“Conheci essa vereadora no dia em que ela foi executada”, disse Bolsonaro. Ele não estava em Brasília? Por Mauro Donato

Reprodução redes sociais

 

Aos 11 minutos da já histórica live na qual exibiu todo seu destempero e incômoda semelhança física e de trejeitos com Adolf Hitler, Jair Bolsonaro disse o seguinte:

“Conheci essa vereadora no dia em que ela foi executada, em 14 de março.”

Se já havia muita fumaça denunciando fogo, Bolsonaro soltou mais uma baforada.

Seu principal álibi é dizer que estava em Brasília naquele dia. Afirmou que “geralmente” parlamentar costuma estar no distrito federal Às quartas-feiras.

Alegou que suas digitais estão no painel de votação e na lista de presença na Câmara dos Deputados.

Já a vereadora Marielle Franco, é de conhecimento público e notório, estava no Rio de Janeiro durante todo aquele dia. Seu último compromisso foi a participação do evento Jovens Negras Movendo as Estruturas, no bairro da Lapa.

Depois disso, foi assassinada junto de seu motorista, Anderson Gomes.

Marielle (que Bolsonaro insiste em chamar de ‘Mariela’) morreu no Rio de Janeiro, ninguém pode duvidar de onde ela estava.

E Bolsonaro? Por que mostrou-se tão preocupado com “a suspeita que fica na ponta da linha” em decorrência da matéria do Jornal Nacional?

Com a reação, ele próprio admite que a digital ser forjada é uma prática nem tão rara assim. Diversos casos de marcação de ponto e até de voto já foram flagrados.

Visivelmente alterado, Bolsonaro escorregou várias vezes. Ele afirma que o porteiro deve ter sido induzido a erro no depoimento ao delegado ou mesmo que teria assinado sem ler o inquérito.

Acontece que o número 58 – da casa de Bolsonaro – está no registro da portaria, e não em algum boletim de ocorrência.

Não é um simples erro de grafia como escrever 53 ou 56 e acabar deixando dúvida em quem leu. A casa de Ronnie Lessa, para onde Élcio Queiroz se dirigiu, é a de número 66. Bem diferente.

Segundo o porteiro, a casa 58 autorizou a entrada e depois ainda foi consultada sobre o novo destino do suspeito.

Na ocasião, Bolsonaro era um simples e quase desconhecido deputado. Por que o porteiro iria cometer um engano desses? Com qual finalidade?

O relacionamento do clã Bolsonaro com as milícias não necessita de mais provas após todos os fatos tornados públicos nesses 10 meses de desgoverno.
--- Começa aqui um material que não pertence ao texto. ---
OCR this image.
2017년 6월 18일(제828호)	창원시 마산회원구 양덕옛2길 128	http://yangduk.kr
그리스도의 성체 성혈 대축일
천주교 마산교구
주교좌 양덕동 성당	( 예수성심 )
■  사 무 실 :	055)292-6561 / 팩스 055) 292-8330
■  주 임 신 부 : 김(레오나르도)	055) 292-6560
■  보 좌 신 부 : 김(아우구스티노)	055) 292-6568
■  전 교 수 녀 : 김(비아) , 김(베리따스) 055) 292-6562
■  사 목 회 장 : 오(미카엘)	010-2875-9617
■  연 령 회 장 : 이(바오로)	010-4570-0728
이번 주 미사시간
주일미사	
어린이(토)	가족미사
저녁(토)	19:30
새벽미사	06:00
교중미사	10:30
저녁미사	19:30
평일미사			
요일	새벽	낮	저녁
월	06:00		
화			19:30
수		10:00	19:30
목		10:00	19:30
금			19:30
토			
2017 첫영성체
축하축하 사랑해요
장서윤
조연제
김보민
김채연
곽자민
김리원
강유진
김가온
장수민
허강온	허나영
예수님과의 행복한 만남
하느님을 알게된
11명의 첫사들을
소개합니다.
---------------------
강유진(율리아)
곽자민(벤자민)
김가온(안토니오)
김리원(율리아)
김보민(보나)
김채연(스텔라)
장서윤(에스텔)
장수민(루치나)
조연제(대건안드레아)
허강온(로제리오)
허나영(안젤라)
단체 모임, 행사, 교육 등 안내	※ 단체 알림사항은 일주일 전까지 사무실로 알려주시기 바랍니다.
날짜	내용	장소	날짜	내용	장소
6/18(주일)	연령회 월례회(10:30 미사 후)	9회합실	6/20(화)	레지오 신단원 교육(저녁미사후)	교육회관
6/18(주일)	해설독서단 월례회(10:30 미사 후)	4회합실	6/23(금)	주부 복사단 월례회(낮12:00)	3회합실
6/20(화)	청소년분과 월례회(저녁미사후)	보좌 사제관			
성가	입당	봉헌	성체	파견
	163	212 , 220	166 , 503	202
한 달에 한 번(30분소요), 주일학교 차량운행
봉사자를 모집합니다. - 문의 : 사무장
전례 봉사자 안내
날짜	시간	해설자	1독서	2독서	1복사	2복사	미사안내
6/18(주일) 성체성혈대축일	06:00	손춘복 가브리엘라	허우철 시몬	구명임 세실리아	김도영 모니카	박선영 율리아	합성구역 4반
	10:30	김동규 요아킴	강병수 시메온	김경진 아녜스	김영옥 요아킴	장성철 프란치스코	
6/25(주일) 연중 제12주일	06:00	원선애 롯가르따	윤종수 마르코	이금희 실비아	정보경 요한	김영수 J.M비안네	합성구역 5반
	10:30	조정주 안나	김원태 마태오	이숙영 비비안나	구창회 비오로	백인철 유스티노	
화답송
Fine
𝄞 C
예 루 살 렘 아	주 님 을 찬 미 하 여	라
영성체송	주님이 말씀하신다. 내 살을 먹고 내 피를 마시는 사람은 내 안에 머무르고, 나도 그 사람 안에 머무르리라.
Marielle foi executada após ter passado seus últimos dias denunciando nas redes sociais o 41º BPM (Batalhão da Polícia Militar) de Acari que ela classificava como “batalhão da morte”.

No dia 13 ela havia relatado mais uma morte de um jovem cometida pela PM. Pouco mais de 24 depois foi assassinada exatamente em um trecho de rua no qual as câmeras não estavam funcionando e os principais suspeitos saíram do condomínio onde mora o “presidente da república”.

Acuado, Bolsonaro está caindo atirando na Globo e na revista Época. Afirma que “são a fonte de fake news”. Sim, sabemos disso faz tempo, qual a novidade? Contra seus adversários não achava isso ruim, certo?

A lei obriga que o STF analise a situação devido a citação do nome de Jair Messias no caso. O argumento de que estava em outra cidade – mesmo com provas – é bom que Bolsonaro saiba, nem sempre cola na Justiça brazuca.

A modelo Bárbara Querino ficou presa durante mais de dois anos, acusada por assalto, sendo que havia provas contundentes e inequívocas de que estava no Guarujá naquele dia e hora. Mas Bárbara é negra e pobre, não vive em condomínio de luxo da Barra da Tijuca.